Men should be patient when they begin kegel exercises as it may take 4 to 6 weeks to see a substantial difference. Women are able to add resistance to the exercise through isometrically gripping a hard object (such as a Kegel exerciser), or by compressing an object such as foam, but there are no known techniques that would add resistance to male Kegel exercises.

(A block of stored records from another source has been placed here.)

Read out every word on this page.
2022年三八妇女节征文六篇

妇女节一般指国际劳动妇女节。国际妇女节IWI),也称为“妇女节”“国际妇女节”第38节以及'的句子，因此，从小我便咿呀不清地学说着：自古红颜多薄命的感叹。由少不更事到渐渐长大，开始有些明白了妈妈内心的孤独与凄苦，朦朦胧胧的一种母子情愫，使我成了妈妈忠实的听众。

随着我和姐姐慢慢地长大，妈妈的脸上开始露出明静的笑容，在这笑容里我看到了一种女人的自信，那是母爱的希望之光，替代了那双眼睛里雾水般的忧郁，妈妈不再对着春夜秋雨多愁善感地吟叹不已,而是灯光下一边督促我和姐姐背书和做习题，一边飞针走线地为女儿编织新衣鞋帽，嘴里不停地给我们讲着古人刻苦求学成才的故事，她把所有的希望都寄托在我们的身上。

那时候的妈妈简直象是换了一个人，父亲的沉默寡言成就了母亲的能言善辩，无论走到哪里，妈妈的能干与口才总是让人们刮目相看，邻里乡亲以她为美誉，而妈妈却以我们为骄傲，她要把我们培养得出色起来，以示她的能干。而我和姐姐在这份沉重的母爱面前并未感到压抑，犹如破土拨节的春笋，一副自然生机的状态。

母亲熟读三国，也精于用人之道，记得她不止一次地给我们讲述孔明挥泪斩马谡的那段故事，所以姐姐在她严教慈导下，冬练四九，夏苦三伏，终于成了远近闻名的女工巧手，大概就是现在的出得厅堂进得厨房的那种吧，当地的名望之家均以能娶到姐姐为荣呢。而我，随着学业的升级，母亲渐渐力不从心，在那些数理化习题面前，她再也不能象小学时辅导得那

Some believe[attribution needed] draping a towel over the shaft and lifting it does this, but any force possibly applied to the muscle in this way would be limited to the biological heritability of the penis’ shaft to stay erect and resist bending, in a combination of blood flow (‘hardness’), genetic construction, and tissue integrity. No serious scientific studies have been done into the ‘bodybuilding’ and strength-building of the member through this method, although a niche market definitely exists in the realm of penis enlargement, and various urban legends abound for (with groups dedicated to the propagation of) methods of strengthening and enlarging the penis through various methods of exercise and resistance.
The pubococcygeal muscles are those used to stop the flow of urine during urination, and they may be easily identified in this way. However, after the muscle has been identified, practicing Kegel exercises during urination is not recommended, as this could lead to a urinary tract infection.